Bill Bryson describes himself as a reluctant traveller, but even when he stays safely at home he can't contain his curiosity about the world around him. A Short History of Nearly Everything is his quest to understand everything that has happened from the Big Bang to the rise of civilization - how we got from there, being nothing at all, to here, being us. Bill Bryson's challenge is to take subjects that normally bore the pants off most of us, like geology, chemistry and particle physics, and see if there isn't some way to render them comprehensible to people who have never thought they could be interested in science.
The ultimate eye-opening journey through time and space, A Short History of Nearly Everything is the biggest-selling popular science book of the 21st century, and reveals the world in a way most of us have never seen it before.
Bill Bryson’s bestselling travel books include The Lost Continent and Notes from a Small Island, which in a national poll was voted the book that best represents Britain. Another travel book, A Walk in the Woods, has become a major film starring Robert Redford, Nick Nolte and Emma Thompson. His new number one Sunday Times bestseller is The Road to Little Dribbling: More Notes from a Small Island.
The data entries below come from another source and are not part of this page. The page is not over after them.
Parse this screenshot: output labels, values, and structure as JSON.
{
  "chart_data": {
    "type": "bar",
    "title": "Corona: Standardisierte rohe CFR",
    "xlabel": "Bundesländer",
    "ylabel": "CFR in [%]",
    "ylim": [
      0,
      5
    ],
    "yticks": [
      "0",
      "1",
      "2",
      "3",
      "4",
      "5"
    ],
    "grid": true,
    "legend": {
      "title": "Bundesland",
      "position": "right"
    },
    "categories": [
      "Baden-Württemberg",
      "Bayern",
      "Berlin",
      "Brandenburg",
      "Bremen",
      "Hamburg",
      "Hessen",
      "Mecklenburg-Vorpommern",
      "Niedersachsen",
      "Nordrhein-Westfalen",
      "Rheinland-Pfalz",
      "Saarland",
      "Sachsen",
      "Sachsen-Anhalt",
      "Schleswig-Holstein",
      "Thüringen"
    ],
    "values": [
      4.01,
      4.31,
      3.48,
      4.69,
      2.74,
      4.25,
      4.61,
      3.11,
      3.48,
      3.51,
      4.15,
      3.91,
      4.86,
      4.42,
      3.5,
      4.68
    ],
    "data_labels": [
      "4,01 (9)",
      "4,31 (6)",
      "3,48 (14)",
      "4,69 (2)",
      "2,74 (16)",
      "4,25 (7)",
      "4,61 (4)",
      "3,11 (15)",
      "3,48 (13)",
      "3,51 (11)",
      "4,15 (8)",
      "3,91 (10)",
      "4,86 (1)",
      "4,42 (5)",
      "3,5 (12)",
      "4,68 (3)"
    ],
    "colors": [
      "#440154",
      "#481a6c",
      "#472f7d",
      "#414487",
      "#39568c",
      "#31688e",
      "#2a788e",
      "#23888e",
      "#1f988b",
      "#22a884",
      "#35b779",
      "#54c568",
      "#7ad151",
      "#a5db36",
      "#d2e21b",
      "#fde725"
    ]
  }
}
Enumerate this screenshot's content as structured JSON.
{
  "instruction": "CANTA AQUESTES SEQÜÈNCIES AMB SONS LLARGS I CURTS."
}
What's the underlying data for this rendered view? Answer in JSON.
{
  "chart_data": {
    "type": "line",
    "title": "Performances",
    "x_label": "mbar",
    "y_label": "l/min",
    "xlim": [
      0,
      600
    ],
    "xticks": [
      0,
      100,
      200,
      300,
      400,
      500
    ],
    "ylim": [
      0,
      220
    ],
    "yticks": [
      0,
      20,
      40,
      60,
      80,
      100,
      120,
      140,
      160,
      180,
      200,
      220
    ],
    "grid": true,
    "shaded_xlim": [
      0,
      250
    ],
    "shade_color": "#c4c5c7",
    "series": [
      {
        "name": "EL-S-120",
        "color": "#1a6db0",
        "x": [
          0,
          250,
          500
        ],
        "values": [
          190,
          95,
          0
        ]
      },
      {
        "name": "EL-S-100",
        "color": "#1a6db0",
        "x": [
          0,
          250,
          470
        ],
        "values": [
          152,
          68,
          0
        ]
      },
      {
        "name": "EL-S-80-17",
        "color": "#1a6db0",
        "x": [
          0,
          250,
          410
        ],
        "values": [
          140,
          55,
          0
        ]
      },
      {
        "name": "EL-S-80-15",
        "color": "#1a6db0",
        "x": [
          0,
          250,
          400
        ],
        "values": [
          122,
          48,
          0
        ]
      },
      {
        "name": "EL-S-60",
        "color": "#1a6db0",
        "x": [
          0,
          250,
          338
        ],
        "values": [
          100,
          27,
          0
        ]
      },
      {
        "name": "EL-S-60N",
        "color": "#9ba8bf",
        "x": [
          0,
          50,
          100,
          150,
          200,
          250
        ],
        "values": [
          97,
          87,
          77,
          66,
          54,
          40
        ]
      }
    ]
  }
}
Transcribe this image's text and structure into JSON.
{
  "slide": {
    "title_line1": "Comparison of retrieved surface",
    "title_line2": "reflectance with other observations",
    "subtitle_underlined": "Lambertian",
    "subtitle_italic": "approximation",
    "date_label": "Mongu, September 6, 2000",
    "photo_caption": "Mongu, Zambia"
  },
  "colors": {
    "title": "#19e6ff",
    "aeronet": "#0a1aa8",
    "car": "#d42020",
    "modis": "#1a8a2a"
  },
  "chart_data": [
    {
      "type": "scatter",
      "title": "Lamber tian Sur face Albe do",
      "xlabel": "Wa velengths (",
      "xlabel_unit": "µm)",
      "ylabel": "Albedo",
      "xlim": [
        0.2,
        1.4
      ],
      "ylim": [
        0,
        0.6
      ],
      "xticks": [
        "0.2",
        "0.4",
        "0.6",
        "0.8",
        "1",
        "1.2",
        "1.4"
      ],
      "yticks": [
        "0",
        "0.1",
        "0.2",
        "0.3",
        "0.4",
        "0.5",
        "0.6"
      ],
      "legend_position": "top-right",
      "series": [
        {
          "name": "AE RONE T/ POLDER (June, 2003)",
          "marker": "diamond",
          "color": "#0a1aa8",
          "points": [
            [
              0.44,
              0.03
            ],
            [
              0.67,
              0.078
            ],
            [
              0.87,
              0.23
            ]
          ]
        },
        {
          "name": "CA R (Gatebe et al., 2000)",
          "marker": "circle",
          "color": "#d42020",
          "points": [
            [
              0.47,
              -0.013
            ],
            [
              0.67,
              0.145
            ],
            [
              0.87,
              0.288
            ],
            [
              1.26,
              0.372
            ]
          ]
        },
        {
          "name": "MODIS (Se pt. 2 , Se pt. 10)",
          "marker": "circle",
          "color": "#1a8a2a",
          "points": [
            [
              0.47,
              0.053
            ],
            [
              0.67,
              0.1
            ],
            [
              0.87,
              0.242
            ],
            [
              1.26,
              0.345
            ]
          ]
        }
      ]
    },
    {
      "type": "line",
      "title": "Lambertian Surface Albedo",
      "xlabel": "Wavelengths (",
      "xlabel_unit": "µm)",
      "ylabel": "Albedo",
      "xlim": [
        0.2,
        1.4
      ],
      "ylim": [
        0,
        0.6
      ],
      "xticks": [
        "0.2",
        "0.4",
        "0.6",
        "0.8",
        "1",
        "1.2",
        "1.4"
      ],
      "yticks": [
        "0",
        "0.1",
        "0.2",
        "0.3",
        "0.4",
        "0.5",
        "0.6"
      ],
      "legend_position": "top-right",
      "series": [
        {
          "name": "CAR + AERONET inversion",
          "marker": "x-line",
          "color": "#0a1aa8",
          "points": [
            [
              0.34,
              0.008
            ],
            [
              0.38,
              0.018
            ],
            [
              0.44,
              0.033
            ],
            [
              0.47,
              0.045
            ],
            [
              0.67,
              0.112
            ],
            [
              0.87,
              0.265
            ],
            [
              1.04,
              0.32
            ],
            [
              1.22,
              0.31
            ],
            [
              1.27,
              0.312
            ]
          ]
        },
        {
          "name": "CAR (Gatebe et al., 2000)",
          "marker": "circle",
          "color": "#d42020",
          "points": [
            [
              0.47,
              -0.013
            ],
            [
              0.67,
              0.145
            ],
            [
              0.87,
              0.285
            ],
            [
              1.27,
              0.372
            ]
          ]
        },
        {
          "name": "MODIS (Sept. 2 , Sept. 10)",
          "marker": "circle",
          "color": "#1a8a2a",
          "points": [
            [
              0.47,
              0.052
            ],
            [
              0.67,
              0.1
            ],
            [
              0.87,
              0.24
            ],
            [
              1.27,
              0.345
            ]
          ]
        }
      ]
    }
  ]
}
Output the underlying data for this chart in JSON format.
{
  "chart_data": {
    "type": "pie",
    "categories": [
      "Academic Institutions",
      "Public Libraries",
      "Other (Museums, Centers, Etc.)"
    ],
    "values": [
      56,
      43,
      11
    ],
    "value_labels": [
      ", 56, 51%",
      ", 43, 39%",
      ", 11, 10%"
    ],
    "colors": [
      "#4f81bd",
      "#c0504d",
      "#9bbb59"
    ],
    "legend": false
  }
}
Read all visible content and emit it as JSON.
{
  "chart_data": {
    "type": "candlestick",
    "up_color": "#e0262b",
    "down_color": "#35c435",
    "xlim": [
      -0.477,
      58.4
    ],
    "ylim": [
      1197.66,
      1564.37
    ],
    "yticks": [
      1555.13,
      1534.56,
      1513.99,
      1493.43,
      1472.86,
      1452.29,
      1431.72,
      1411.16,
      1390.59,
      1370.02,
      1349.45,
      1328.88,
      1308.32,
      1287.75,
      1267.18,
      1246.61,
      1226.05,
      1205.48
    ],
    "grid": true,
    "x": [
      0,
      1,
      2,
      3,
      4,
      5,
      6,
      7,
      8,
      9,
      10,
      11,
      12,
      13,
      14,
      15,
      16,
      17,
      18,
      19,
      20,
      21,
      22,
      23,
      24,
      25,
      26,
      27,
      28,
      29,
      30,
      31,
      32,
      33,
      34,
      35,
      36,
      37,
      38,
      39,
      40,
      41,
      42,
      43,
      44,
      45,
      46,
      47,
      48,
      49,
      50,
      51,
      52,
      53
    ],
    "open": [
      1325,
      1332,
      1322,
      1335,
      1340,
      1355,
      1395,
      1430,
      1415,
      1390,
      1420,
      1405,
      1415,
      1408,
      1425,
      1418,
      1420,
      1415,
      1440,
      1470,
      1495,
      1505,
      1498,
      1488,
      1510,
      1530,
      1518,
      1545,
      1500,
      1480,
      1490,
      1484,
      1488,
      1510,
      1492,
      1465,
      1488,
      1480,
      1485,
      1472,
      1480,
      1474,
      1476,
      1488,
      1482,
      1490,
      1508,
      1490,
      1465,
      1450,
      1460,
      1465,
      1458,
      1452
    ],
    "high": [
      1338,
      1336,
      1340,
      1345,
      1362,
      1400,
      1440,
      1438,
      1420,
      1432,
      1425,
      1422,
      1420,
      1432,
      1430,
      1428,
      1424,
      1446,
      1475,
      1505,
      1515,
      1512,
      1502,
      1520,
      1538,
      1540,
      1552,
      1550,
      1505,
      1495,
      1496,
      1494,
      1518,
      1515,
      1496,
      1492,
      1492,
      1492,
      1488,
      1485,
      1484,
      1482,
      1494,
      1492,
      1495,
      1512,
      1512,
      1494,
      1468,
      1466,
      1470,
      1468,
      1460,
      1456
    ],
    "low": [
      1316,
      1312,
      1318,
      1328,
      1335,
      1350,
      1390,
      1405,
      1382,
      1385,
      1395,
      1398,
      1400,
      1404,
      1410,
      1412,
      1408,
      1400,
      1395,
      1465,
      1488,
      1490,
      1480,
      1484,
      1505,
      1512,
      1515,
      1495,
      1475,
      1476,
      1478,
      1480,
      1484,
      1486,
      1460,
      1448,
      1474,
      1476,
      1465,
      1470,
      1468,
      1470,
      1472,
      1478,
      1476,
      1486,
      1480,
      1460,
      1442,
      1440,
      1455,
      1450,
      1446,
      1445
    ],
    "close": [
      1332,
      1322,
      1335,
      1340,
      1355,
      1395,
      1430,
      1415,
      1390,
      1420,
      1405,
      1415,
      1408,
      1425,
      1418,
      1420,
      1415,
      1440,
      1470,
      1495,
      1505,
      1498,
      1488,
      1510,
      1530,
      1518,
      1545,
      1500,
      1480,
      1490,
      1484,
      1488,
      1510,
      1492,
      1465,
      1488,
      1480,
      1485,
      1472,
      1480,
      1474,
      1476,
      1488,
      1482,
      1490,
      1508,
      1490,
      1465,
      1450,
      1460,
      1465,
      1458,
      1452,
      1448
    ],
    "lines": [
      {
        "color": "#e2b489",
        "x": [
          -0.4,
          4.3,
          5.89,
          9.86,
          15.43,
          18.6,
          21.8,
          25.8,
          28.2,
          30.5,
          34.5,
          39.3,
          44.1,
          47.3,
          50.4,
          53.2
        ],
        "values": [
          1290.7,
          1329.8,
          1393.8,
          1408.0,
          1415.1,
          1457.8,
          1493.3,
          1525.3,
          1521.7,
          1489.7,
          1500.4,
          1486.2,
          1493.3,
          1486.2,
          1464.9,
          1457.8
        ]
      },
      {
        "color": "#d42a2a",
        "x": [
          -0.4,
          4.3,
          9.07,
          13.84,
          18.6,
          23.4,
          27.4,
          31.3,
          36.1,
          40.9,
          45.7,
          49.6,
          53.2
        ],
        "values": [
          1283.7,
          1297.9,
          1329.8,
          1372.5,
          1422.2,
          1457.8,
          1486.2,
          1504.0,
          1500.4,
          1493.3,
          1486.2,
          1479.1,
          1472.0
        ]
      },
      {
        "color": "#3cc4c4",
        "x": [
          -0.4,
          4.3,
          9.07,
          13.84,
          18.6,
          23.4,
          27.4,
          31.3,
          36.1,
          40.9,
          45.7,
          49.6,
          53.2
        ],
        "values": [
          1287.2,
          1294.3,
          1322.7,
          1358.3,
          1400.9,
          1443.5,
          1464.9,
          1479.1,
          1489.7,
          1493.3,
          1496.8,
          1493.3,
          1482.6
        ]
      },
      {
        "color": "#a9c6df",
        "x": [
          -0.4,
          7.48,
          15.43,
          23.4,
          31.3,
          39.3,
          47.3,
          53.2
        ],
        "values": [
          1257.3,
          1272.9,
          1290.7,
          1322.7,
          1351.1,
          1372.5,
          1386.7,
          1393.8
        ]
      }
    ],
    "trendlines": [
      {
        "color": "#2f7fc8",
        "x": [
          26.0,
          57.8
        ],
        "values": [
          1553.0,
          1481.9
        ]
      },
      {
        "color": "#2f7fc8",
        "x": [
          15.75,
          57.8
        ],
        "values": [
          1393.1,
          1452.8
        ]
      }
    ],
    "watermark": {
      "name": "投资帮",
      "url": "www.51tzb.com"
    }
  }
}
His acclaimed book on the history of science, A Short History of Nearly Everything, won the Royal Society’s Aventis Prize as well as the Descartes Prize, the European Union’s highest literary award. He has written books on language, on Shakespeare, on history, and on his own childhood in the hilarious memoir The Life and Times of the Thunderbolt Kid. His last critically lauded bestsellers were At Home: a Short History of Private Life, and One Summer: America 1927
Bill Bryson was born in the American Midwest, and now lives in the UK. A former Chancellor of Durham University, he was President of the Campaign to Protect Rural England for five years, and is an Honorary Fellow of the Royal Society.